O chefe da missão lamentou também o baixo número de mulheres candidatas que concorreram às eleições gerais (presidenciais e duas câmaras do parlamento nigeriano), apesar de 47,5% dos mais de 93,4 milhões de eleitores registados pela CENI serem mulheres.

O relatório da UA foi divulgado no contexto de queixas de vários partidos da oposição, que rejeitaram os primeiros resultados das eleições porque a transmissão eletrónica das contagens das mesas de voto não pôde ser totalmente realizada, o que a CENI atribuiu a “problemas técnicos”.

Kenyatta instou também “todos os intervenientes a manterem o compromisso com o Estado de direito e os princípios democráticos até à conclusão do processo (eleitoral)” e a “utilizarem os canais legalmente estabelecidos” para expressar as suas queixas.

O ex-presidente da Nigéria Olusegun Obasanjo (1999-2007), que apelou ao Presidente cessante, Muhammadu Buhari, para anular as eleições e repeti-las, questionou a autenticidade dos resultados até agora fornecidos pela CENI, que colocam na liderança o candidato do partido no poder.

De acordo com os resultados divulgados pela CENI, Tinubu obteve cerca de 8,8 milhões de votos (36,6% dos boletins escrutinados), contra cerca de sete milhões (29%) para Atiku Abubakar, do Partido Democrático Popular (PDP), e cerca de 6,1 milhões (25,4%) para Peter Obi, líder do Partido Trabalhista.

Segundo os resultados apresentados esta quarta-feira por Mahmud Yakubu, presidente da CENI, foram escrutinados 24 milhões de votos válidos, o que representa uma participação de apenas 26% dos mais de 87 milhões de eleitores registados, numa abstenção muito superior à das últimas eleições, em 2019, em que, já na altura, apenas cerca de um terço dos eleitores registados acabaram por votar.

Bola Tinubu, com 70 anos, antigo governador de Lagos (1999-2007), apelidado de “padrinho” e “criador de reis”, devido à imensa influência no seio do Governo, é um ioruba (grupo étnico maioritário do sudoeste) de fé muçulmana, empresário rico, que subiu nas fileiras políticas do APC (sigla em inglês do Congresso de Todos os Progressivos) sob acusações de corrupção, ainda que nunca tenha sido condenado.

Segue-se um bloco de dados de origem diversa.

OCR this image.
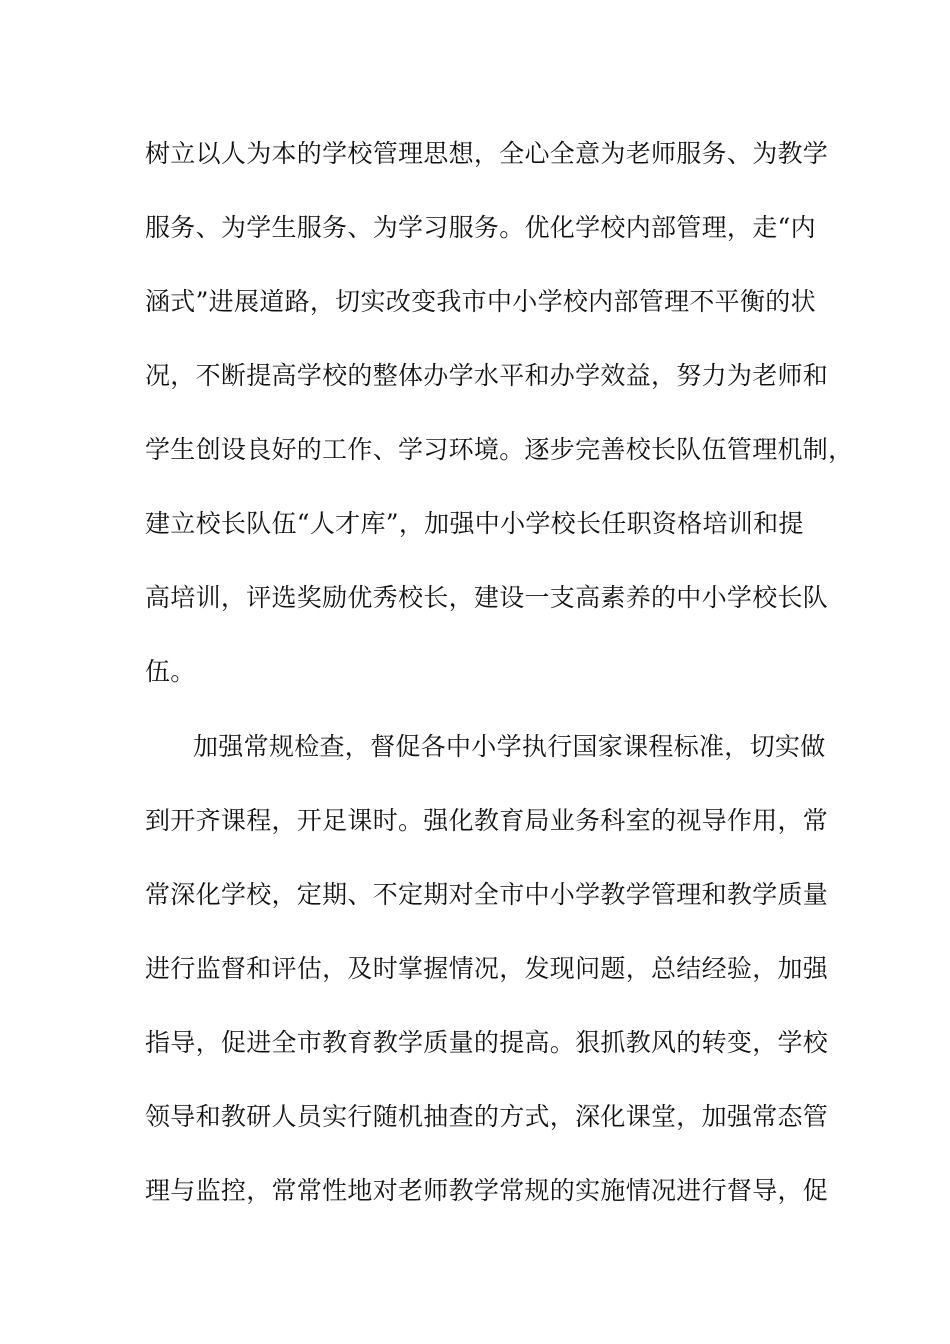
树立以人为本的学校管理思想，全心全意为老师服务、为教学
服务、为学生服务、为学习服务。优化学校内部管理，走“内
涵式”进展道路，切实改变我市中小学校内部管理不平衡的状
况，不断提高学校的整体办学水平和办学效益，努力为老师和
学生创设良好的工作、学习环境。逐步完善校长队伍管理机制，
建立校长队伍“人才库”，加强中小学校长任职资格培训和提
高培训，评选奖励优秀校长，建设一支高素养的中小学校长队
伍。
加强常规检查，督促各中小学执行国家课程标准，切实做
到开齐课程，开足课时。强化教育局业务科室的视导作用，常
常深化学校，定期、不定期对全市中小学教学管理和教学质量
进行监督和评估，及时掌握情况，发现问题，总结经验，加强
指导，促进全市教育教学质量的提高。狠抓教风的转变，学校
领导和教研人员实行随机抽查的方式，深化课堂，加强常态管
理与监控，常常性地对老师教学常规的实施情况进行督导，促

O sucessor de Muhammadu Buhari herdará uma nação flagelada pela insegurança crescente em algumas partes do país, palcos de ataques constantes de bandos criminosos, raptos de civis para obtenção de resgates, grupos ‘jihadistas’, combates intercomunitários, e rebeldes pró-independentistas.

O próximo líder da administração do país terá ainda de procurar conter a inflação desenfreada e as elevadas taxas de desemprego, apesar do estatuto da Nigéria como principal produtor de petróleo de África e a maior economia do continente.